Moreover, the dependency of enzyme responses on the quality of the diet to which they are added may also explain the lack of positive effect of protease on both nutrient digestibility and performance in the current study. The lower the ingredient quality or dietary nutrient density, the greater the magnitude of improvements with added enzymes (Ravindran, 2013). The responses of protease in improving the growth performance of broilers (d 35) when added to protein and AA-deficient diets reported by Cho et al. (2020) support this postulation. The basal diet in the current study was formulated to meet the Ross 308 strain requirements for digestible AA, reducing the capacity of exogenous protease to elicit an effect. Cowieson and Roos (2014), suggested that the inherent digestibility of AA in the control diet with no protease supplementation is the primary predictor of protease effect. These researchers, conducting a meta-analysis study of the effect of same protease as the current study, predicted an average of 5.5% increase in AA digestibility by protease supplementation when the control diet AA digestibility is 70%. However, the magnitude of digestibility response to protease reduced rapidly as control AA digestibility increased from 70% to 80%. The N digestibility of the basal diet without protease supplementation in the current study was 74.8%, which can further explain the absence of protease effect.

Conclusions

The findings of the present study showed that CB and WB (NSH barley at 283 g/kg) inclusion in wheat-based broiler starter diets is beneficial to bird performance, as indicated by higher weight gain and feed efficiency, particularly in broilers fed diets containing WB. The increases in digestibility of nutrients may have been responsible for the improved growth performance of broilers fed CB and WB diets.
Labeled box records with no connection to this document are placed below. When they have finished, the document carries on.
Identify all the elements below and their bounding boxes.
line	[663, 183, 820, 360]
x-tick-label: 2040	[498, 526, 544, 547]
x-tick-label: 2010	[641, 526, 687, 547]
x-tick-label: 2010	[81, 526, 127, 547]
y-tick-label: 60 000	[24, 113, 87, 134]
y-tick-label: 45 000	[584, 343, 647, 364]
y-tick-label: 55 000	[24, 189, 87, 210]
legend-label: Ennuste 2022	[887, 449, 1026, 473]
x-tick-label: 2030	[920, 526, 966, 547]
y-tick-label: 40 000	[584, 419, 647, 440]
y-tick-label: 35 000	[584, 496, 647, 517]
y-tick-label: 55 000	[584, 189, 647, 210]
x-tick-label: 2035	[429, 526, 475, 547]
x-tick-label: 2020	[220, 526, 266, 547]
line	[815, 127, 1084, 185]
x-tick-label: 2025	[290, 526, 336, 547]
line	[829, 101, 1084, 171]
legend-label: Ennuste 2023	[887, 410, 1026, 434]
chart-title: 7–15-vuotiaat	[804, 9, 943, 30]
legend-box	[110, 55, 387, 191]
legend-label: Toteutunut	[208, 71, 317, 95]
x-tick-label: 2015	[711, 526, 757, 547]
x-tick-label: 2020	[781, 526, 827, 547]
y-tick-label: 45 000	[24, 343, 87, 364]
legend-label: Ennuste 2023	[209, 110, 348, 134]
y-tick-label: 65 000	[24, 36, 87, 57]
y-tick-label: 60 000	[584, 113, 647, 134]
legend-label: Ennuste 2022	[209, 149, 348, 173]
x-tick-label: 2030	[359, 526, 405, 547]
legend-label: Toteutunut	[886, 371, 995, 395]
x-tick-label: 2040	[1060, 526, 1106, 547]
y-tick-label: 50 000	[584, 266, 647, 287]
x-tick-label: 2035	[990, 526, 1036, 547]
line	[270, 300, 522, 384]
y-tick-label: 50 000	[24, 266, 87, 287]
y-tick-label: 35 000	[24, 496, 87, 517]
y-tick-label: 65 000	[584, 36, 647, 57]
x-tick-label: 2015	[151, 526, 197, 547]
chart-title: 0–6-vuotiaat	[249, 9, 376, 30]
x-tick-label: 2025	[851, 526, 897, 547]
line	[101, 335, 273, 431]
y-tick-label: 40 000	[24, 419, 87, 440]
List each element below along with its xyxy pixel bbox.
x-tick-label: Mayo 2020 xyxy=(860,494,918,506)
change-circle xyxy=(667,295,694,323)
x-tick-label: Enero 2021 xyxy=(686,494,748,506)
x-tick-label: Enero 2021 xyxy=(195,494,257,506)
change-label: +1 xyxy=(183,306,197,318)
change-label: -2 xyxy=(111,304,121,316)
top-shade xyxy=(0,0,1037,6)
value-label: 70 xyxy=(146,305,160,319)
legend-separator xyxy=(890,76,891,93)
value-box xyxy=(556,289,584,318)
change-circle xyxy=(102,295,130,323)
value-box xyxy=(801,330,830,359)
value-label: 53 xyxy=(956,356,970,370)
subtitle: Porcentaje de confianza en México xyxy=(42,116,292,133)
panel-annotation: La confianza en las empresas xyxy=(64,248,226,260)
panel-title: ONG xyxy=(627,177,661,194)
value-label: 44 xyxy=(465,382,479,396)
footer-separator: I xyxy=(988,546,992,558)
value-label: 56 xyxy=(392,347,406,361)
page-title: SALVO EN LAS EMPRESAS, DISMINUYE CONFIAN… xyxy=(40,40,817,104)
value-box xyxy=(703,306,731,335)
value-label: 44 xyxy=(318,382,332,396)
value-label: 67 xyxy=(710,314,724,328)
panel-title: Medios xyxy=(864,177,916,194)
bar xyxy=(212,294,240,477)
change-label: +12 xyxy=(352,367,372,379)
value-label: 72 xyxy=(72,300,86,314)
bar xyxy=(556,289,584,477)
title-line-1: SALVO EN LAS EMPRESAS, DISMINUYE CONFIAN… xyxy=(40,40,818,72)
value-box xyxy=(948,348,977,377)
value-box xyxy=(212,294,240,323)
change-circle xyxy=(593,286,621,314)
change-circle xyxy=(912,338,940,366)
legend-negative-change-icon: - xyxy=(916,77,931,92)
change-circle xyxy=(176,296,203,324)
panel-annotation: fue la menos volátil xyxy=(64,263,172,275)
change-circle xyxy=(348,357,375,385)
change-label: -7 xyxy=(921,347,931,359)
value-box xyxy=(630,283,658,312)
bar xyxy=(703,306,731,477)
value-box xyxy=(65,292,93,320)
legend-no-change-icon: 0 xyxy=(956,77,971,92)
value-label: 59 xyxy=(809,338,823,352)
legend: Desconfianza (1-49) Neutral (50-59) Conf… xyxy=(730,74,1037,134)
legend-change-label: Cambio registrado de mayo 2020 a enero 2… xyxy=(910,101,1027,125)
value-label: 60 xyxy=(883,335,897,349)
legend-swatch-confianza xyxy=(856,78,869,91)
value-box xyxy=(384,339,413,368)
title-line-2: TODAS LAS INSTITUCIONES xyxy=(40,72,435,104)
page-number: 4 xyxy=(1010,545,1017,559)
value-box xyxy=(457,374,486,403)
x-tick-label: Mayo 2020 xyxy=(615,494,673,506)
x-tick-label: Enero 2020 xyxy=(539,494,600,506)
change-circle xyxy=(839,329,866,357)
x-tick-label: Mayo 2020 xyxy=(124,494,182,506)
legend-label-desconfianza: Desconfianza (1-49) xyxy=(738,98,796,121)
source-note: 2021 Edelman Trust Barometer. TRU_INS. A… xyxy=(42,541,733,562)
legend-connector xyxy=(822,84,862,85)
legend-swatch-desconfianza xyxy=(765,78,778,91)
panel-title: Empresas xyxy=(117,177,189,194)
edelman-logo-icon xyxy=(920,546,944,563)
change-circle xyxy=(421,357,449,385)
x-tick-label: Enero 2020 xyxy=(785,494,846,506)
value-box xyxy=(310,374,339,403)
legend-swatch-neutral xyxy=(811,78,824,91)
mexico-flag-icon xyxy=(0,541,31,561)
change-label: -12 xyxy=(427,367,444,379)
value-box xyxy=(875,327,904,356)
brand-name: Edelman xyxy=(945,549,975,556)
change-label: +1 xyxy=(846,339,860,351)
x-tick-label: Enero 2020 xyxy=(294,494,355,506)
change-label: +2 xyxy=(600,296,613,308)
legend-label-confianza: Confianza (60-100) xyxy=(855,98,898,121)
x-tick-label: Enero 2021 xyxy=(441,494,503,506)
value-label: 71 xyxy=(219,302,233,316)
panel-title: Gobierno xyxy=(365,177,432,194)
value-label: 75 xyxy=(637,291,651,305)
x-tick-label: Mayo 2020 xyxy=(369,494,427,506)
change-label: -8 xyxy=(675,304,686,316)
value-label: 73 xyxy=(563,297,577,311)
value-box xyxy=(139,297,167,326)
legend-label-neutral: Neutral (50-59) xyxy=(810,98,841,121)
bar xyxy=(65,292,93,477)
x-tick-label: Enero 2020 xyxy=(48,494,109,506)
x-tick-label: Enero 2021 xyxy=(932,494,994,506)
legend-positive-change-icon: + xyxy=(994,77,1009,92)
The lack of protease effect on nutrient utilisation and performance of the birds, may hypothetically mirror a low potential for further improvements, due possibly to the fact that the basal diet was formulated to meet the digestible AA requirements of birds, high inherent digestibility of protein in the control diet, and/or the presence of exogenous carbohydrase and phytase.

Author contributions

L. M. Tari: Animal trial, Data collection and evaluation, Laboratory and Statistical analysis, Writing; W. N. U. Perera: Animal trial, Data collection and evaluation, Manuscript review; F. Zaefarian: Methodology, Data evaluation, Manuscript review; M. R. Abdollahi: Study design, Feed formulation, Data evaluation, Critical manuscript review; A. J. Cowieson: Data evaluation, Manuscript review; V. Ravindran: Data evaluation, Manuscript review.

Conflict of interest

We declare that we have no financial and personal relationships with other people or organizations that can inappropriately influence our work, and there is no professional or other personal interest of any nature or kind in any product, service and/or company that could be construed as influencing the content of this paper.